IBM Offers Corporate Email in the Clouds October 21, 2009
Corporate Email in the Cloud: IBM to Match Gmail with Own Offering
IT industry giant IBM went live on 10/5/09 with it’s own web-based corporate email offering - LotusLive iNotes - which will put it in direct competition with Google’s Gmail and all web-based email offerings from Microsoft including the online version of Outlook and the free Windows Live Hotmail program.
While Gmail and Windows Live Hotmail are free, IBM is charging a fee for it’s iNotes web-based email offering. Month-to-month fees will be $3.75 per user per month while prepaid accounts run $3/user/month. This Lotus Notes email system is clearly geared to the business user, unlike Gmail, which has enjoyed huge popularity since it’s launch in 2004.

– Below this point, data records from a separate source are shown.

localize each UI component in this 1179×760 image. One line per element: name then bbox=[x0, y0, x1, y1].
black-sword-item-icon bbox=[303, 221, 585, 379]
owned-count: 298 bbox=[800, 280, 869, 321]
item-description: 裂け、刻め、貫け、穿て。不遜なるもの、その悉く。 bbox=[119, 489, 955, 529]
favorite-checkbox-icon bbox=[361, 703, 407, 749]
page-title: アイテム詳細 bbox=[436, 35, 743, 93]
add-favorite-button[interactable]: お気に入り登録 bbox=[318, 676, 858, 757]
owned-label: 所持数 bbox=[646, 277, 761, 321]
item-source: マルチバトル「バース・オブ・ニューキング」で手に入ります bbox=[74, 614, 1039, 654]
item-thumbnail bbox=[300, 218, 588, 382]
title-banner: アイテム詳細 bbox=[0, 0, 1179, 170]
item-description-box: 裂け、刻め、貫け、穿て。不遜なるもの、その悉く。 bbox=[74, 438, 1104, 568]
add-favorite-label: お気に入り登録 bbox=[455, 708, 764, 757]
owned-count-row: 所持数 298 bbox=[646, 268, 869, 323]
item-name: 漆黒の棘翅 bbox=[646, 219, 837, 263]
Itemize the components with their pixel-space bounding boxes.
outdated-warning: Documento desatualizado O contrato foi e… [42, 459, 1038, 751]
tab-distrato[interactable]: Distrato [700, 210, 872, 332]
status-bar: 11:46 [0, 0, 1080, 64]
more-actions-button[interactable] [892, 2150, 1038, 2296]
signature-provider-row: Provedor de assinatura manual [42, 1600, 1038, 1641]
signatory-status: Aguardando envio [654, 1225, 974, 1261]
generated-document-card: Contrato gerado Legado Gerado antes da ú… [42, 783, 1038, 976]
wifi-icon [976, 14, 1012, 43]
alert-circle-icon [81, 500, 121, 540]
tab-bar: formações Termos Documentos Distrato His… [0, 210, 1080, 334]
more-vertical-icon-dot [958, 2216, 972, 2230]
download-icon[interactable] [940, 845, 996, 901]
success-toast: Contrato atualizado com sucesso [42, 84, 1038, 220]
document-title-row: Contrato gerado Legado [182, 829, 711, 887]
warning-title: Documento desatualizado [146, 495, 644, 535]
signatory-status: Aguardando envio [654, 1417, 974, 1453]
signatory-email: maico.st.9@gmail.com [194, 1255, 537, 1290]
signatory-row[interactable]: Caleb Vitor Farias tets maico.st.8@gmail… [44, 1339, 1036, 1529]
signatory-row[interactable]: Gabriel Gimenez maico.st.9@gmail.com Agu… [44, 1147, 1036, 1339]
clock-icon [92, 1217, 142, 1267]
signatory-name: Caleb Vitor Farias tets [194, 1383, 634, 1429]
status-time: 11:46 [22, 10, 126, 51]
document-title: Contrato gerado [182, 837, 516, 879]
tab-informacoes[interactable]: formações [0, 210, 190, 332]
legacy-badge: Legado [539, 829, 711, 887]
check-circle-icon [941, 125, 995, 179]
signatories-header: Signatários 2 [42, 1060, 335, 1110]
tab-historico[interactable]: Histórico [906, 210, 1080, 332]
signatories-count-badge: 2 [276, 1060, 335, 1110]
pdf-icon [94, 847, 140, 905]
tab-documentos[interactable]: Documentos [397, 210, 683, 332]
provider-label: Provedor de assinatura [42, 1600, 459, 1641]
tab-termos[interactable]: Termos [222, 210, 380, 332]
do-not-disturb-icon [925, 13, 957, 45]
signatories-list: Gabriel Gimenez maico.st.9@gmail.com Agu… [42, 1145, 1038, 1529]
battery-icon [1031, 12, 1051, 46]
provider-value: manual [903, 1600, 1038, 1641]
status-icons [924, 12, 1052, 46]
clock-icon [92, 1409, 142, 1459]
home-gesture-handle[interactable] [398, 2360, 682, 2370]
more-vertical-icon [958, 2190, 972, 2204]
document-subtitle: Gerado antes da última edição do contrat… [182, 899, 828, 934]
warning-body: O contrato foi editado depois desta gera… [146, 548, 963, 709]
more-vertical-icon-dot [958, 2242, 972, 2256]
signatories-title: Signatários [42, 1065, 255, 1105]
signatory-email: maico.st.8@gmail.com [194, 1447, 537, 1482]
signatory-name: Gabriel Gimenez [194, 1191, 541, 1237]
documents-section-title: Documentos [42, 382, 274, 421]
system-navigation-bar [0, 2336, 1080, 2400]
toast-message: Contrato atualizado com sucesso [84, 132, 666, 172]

iNotes offers 1 GB of storage per user, mobile device support, built-in spam filtering, built-in antivirus protection, around the clock monitoring, and administration tools. Prospective users can even sign up for a free 30-day trial before fully committing to iNotes.
Vendors are turning to the Internet in increasing numbers as a delivery platform for their apps, due to low-cost and administration capabilities. Another reason is the ease of access to these apps for the growing number of mobile device users.
Cloud Concerns
This push is not without concerns, however. One major concern being future transportability of data and usage to other similar software offerings. Will cloud-based apps allow for such data transfer or will users be essentially ‘locked-in’ to one vendor’s offering? How easily will today’s iNotes user be able to transfer all mail data to another application should they choose to switch at a later date. IT directors around the world should not take this point too lightly.
Other concerns center around outages and service interruptions. A recent Gmail glitch affected all Gmail users worldwide causing a considerable amount of frustration for a 24-hour period for millions of users. Granted, most of these users were of the personal nature, but imagine how an outage like this would affect companies on a global level should corporate adoption of these services become large-scale.
Summary
There is no question at this point that cloud computing is the wave of at least the near future. Along with green IT and virtualization, there are no hotter words or concepts on the IT front at the moment. And web-based…basically cloud-based…email usage is big so this offering from IBM is big news. And with a name behind it like IBM, the success of iNotes as a competitor of other web-based email offerings is nearly guaranteed and has a high probability of significant usage in the corporate IT world. How the above-mentioned concerns are addressed and whether these risks are realized as widespread usage unfolds remains to be seen.